Since the risk-reward ratio is favorable for the parent company, IDFC Limited gained 2 percent on July 4, while IDFC First Bank declined by 5 percent. At 11:15 a.m., IDFC First Bank’s stock on the NSE was at 79.25 rupees, a decrease of 3.25 percent from the previous close.
Currently, IDFC Limited holds a 39.93 percent stake in IDFC First Bank through its non-financial holding company. After the merger, there will be a 4.9 percent increase in the share book value of the bank, as calculated based on the audited financials till March 31, 2023.
Can IDFC First Bank be included in the Nifty Index?

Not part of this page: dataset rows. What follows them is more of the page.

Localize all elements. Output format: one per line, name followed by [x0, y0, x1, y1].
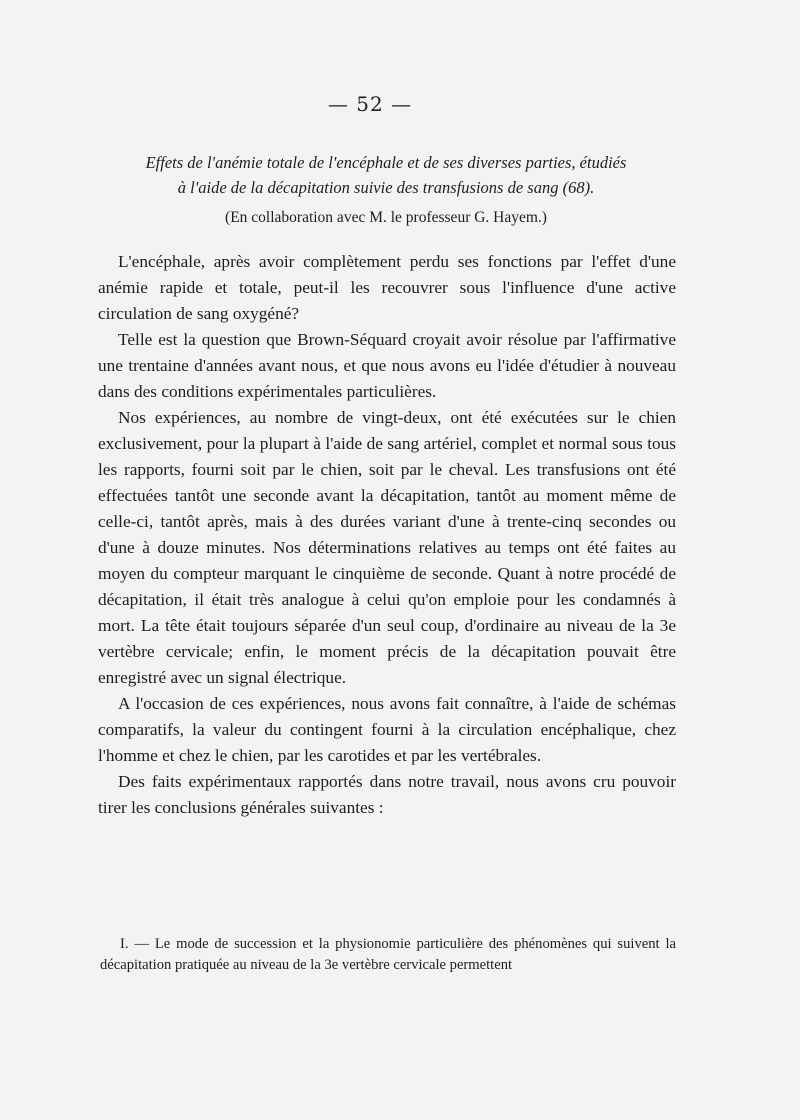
- paragraph: A l'occasion de ces expériences, nous avons fait connaître, à l'aide de schémas comparatifs, la valeur du contingent fourni à la circulation encéphalique, chez l'homme et chez le chien, par les carotides et par les vertébrales.: [98, 694, 676, 765]
- paragraph: Nos expériences, au nombre de vingt-deux, ont été exécutées sur le chien exclusivement, pour la plupart à l'aide de sang artériel, complet et normal sous tous les rapports, fourni soit par le chien, soit par le cheval. Les transfusions ont été effectuées tantôt une seconde avant la décapitation, tantôt au moment même de celle-ci, tantôt après, mais à des durées variant d'une à trente-cinq secondes ou d'une à douze minutes. Nos déterminations relatives au temps ont été faites au moyen du compteur marquant le cinquième de seconde. Quant à notre procédé de décapitation, il était très analogue à celui qu'on emploie pour les condamnés à mort. La tête était toujours séparée d'un seul coup, d'ordinaire au niveau de la 3e vertèbre cervicale; enfin, le moment précis de la décapitation pouvait être enregistré avec un signal électrique.: [98, 408, 676, 687]
- page-number: — 52 —: [327, 92, 413, 116]
- conclusion-text: I. — Le mode de succession et la physionomie particulière des phénomènes qui suivent la décapitation pratiquée au niveau de la 3e vertèbre cervicale permettent: [100, 936, 676, 973]
- paragraph: Des faits expérimentaux rapportés dans notre travail, nous avons cru pouvoir tirer les conclusions générales suivantes :: [98, 772, 676, 817]
- paragraph: Telle est la question que Brown-Séquard croyait avoir résolue par l'affirmative une trentaine d'années avant nous, et que nous avons eu l'idée d'étudier à nouveau dans des conditions expérimentales particulières.: [98, 330, 676, 401]
- paragraph: L'encéphale, après avoir complètement perdu ses fonctions par l'effet d'une anémie rapide et totale, peut-il les recouvrer sous l'influence d'une active circulation de sang oxygéné?: [98, 252, 676, 323]
- body-text: [98, 249, 676, 821]
- numbered-conclusion: [100, 934, 676, 976]
- collaboration-note: (En collaboration avec M. le professeur G. Hayem.): [225, 209, 547, 226]
- section-title-line-1: Effets de l'anémie totale de l'encéphale et de ses diverses parties, étudiés: [145, 153, 627, 172]
- section-title: [96, 150, 676, 200]
- section-title-line-2: à l'aide de la décapitation suivie des transfusions de sang (68).: [177, 178, 595, 197]
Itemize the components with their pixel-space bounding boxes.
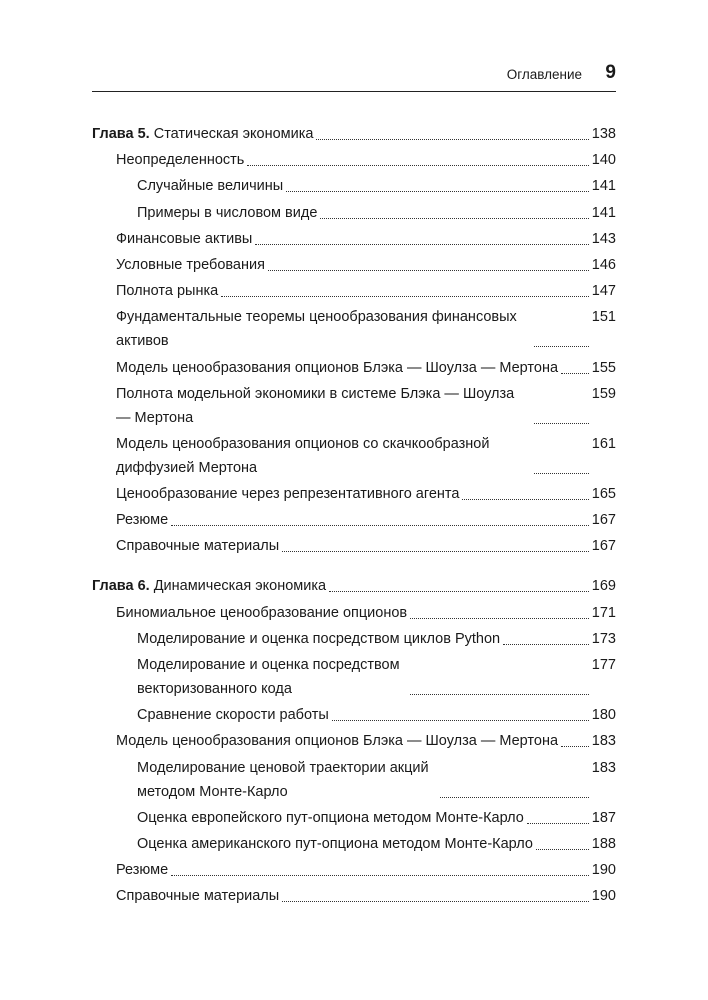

According to Nuwama Alternative Research, IDFC First Bank is the top potential contender to be included in the August 2023 Nifty Index. However, it requires a growth of approximately 10 percent from the current level to reach 85 rupees per share by the third week of July.
“This is based on the latest global cut-off levels, and please note that cut-off levels keep changing on a daily basis. The potential flow can range from $170 million to $180 million,” said Abhilash Pagaria, Chief of Nuwama Alternative and Quantitative Research.
The completion of the merger is expected this year. He said that as the merger progresses, it is expected that the difference between the two shares will decrease according to the ratio.
Pagaria said, “We will recommend any spread trade only when the spread merger is at a sufficient level according to the timeline for the spread merger to close.”
Meanwhile, IDFC Limited has cash reserves of 600 crores, which will be transferred to IDFC First Bank after the merger, as stated by V. Vaidyanathan, Managing Director and CEO of the bank, to CNBC-TV18.
He said, “We will raise capital of 2,000 crores by the financial year 2024. Capital adequacy will increase from the current level of 17.4 percent.”